23 novembre 2020

Réactions du CDAS d'Avon concernant la conférence vidéo sur les Subsistances

A M. Vallier, Journaliste à la République de Seine et Marne


Nous avons fait une synthèse :




Vous constaterez que la situation est encore pire.

Notre analyse est simple de cette conférence vidéo un peu confidentielle, qui n'est pas une vraie réunion publique, c'est qu'elle dénote une absence de vision d'urbanisme, et que les habitants de l'agglomération de Fontainebleau et d'Avon sont totalement exclus de l'opération et des bénéfices qualitatifs que l'on aurait pu attendre de celle-ci, alors que l'agglomération souffre d'une énorme vacance de logements et n'a donc pas besoin de nouveaux habitats.
C'est triste à dire mais le maire semble jouer à "SimCity", sauf que l'on n'est pas dans un jeu virtuel, mais dans une cité royale qui mérite de ne pas être gâchée par le mercantilisme.

Le quartier à créer est totalement déconnecté de la réalité :
- de la réalité de son environnement monumental et paysager, qui aurait du être pris en compte, comme nous le proposions lors de l'enquête par des prescriptions architecturales et paysagères, alors que les présentations graphiques montrent un mépris total pour la Ville d'art et d'histoire de Fontainebleau. C'est un mauvais signe pour le dossier de classement UNESCO des abords du Château que nous ne manquerons pas de signaler à cette organisation internationale.

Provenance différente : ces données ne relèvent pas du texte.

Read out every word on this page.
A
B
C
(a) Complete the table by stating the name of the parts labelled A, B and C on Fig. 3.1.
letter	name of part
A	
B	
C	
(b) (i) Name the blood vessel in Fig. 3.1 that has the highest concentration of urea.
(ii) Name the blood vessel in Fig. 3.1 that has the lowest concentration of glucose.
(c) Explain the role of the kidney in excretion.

La présentation montre une architecture banale et inadaptée au site que l'on voit partout chez n'importe quel promoteur qui n'a pas sa place ici : il n'y a vraiment aucun effort !
- de la réalité économique, comme le commissaire enquêteur l'avait souligné précédemment, il s'agit purement et simplement de faire du logement alors que le ratio emploi/habitant est mauvais : la banlieuseardisation est en marche
- de la réalité en matière de transports, qui sont saturés
: avec 1203 places, il y a  de quoi s'inquiéter pour Avon. Même le report annoncé sur la RD606 n'est pas crédible, car beaucoup d'usagers se rabattront sur la gare. Quant aux autres services publics, je n'en parle pas plus...

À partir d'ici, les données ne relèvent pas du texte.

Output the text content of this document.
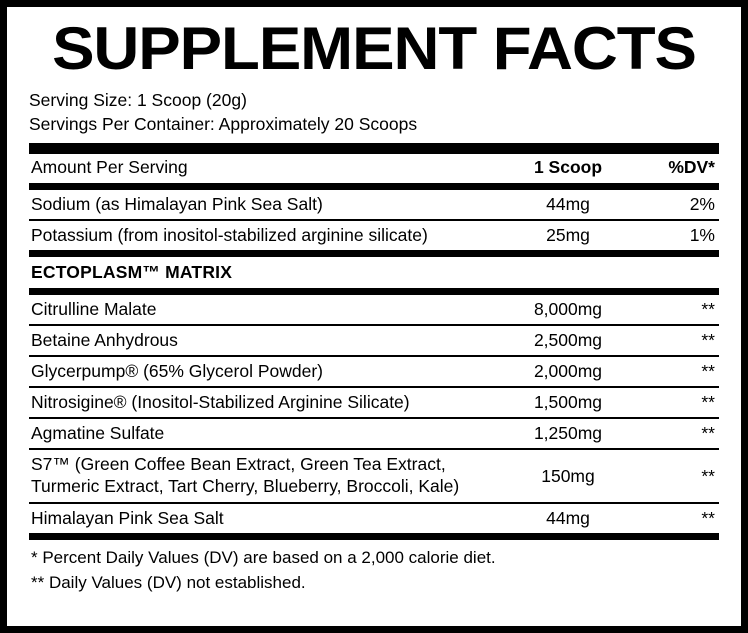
SUPPLEMENT FACTS
Serving Size: 1 Scoop (20g)
Servings Per Container: Approximately 20 Scoops
Amount Per Serving	1 Scoop	%DV*
Sodium (as Himalayan Pink Sea Salt)	44mg	2%
Potassium (from inositol-stabilized arginine silicate)	25mg	1%
ECTOPLASM™ MATRIX
Citrulline Malate	8,000mg	**
Betaine Anhydrous	2,500mg	**
Glycerpump® (65% Glycerol Powder)	2,000mg	**
Nitrosigine® (Inositol-Stabilized Arginine Silicate)	1,500mg	**
Agmatine Sulfate	1,250mg	**

S7™ (Green Coffee Bean Extract, Green Tea Extract,
Turmeric Extract, Tart Cherry, Blueberry, Broccoli, Kale)	150mg	**
Himalayan Pink Sea Salt	44mg	**
* Percent Daily Values (DV) are based on a 2,000 calorie diet.
** Daily Values (DV) not established.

Et il faut le souligner il s'agit d'une première tranche d'un aménagement urbain gigantesque, dont la densité formidable fait craindre le pire sur le plan architectural paysager et avec des effets socio-économiques non mesurés. La communauté d’agglomération comme la commune sont coupables sur ce point de se borner à favoriser la spéculation immobilière, puisqu'en réalité le promoteur cherche unique à amortir le coût de l'acquisition par 110 M de travaux.

La mission régionale de l'autorité environnementale a d'ailleurs souligné qu'elle exigeait une étude sérieuse
qui tienne compte des impacts largement négatifs en matière d’environnement, notamment sur les transports, mais aussi qui soit globale sur l'ensemble des terrains militaires et non avec un saucissonnage, conformément au droit européen. C'était notre souhait et notre demande : elle a été entendue par la préfecture de région : on espère cependant que l'étude sera faite correctement.

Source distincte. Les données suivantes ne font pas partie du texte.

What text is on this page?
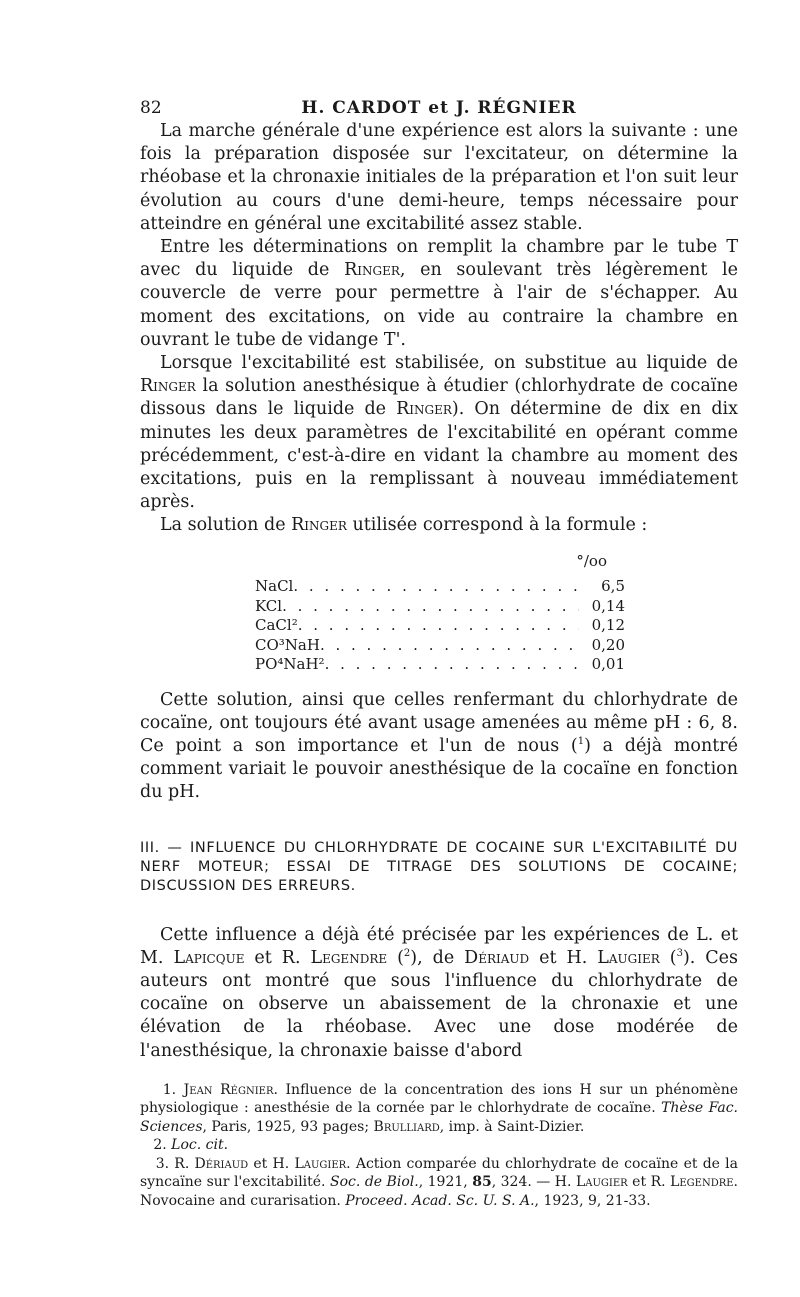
82	H. CARDOT et J. RÉGNIER

La marche générale d'une expérience est alors la suivante : une fois la préparation disposée sur l'excitateur, on détermine la rhéobase et la chronaxie initiales de la préparation et l'on suit leur évolution au cours d'une demi-heure, temps nécessaire pour atteindre en général une excitabilité assez stable.

Entre les déterminations on remplit la chambre par le tube T avec du liquide de Ringer, en soulevant très légèrement le couvercle de verre pour permettre à l'air de s'échapper. Au moment des excitations, on vide au contraire la chambre en ouvrant le tube de vidange T'.

Lorsque l'excitabilité est stabilisée, on substitue au liquide de Ringer la solution anesthésique à étudier (chlorhydrate de cocaïne dissous dans le liquide de Ringer). On détermine de dix en dix minutes les deux paramètres de l'excitabilité en opérant comme précédemment, c'est-à-dire en vidant la chambre au moment des excitations, puis en la remplissant à nouveau immédiatement après.

La solution de Ringer utilisée correspond à la formule :

°/oo
NaCl . . .	6,5
KCl . . .	0,14
CaCl² . . .	0,12
CO³NaH . . .	0,20
PO⁴NaH² . . .	0,01

Cette solution, ainsi que celles renfermant du chlorhydrate de cocaïne, ont toujours été avant usage amenées au même pH : 6, 8. Ce point a son importance et l'un de nous ($^1$) a déjà montré comment variait le pouvoir anesthésique de la cocaïne en fonction du pH.

III. — INFLUENCE DU CHLORHYDRATE DE COCAINE SUR L'EXCITABILITÉ DU NERF MOTEUR; ESSAI DE TITRAGE DES SOLUTIONS DE COCAINE; DISCUSSION DES ERREURS.

Cette influence a déjà été précisée par les expériences de L. et M. Lapicque et R. Legendre ($^2$), de Dériaud et H. Laugier ($^3$). Ces auteurs ont montré que sous l'influence du chlorhydrate de cocaïne on observe un abaissement de la chronaxie et une élévation de la rhéobase. Avec une dose modérée de l'anesthésique, la chronaxie baisse d'abord

1. Jean Régnier. Influence de la concentration des ions H sur un phénomène physiologique : anesthésie de la cornée par le chlorhydrate de cocaïne. Thèse Fac. Sciences, Paris, 1925, 93 pages; Brulliard, imp. à Saint-Dizier.

2. Loc. cit.

3. R. Dériaud et H. Laugier. Action comparée du chlorhydrate de cocaïne et de la syncaïne sur l'excitabilité. Soc. de Biol., 1921, 85, 324. — H. Laugier et R. Legendre. Novocaine and curarisation. Proceed. Acad. Sc. U. S. A., 1923, 9, 21-33.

En conclusion, le CDAS et Fontainebleau Patrimoine demandent la remise en cause du projet, que l'on reçoivent enfin leurs recommandations concrètes sur l'orientation socio-économique qui doit être viable, l'architecture qui doit être respectueuse, les paysages qui sont à protéger, et les transports que l'on doit développer avant tout accueil de population nouvelle et qu'ainsi l'on ne crée pas finalement une ville nouvelle déconnectée sans âme qui détruira l'intérêt même de notre cité. Bref, que l'on respecte le caractère de la Ville et l'avenir de ses habitants.

Le CDAS a déposé un recours gracieux samedi 14/11 contre le PLU par recommandé qui a été reçu lundi 16/11, dans les délais légaux.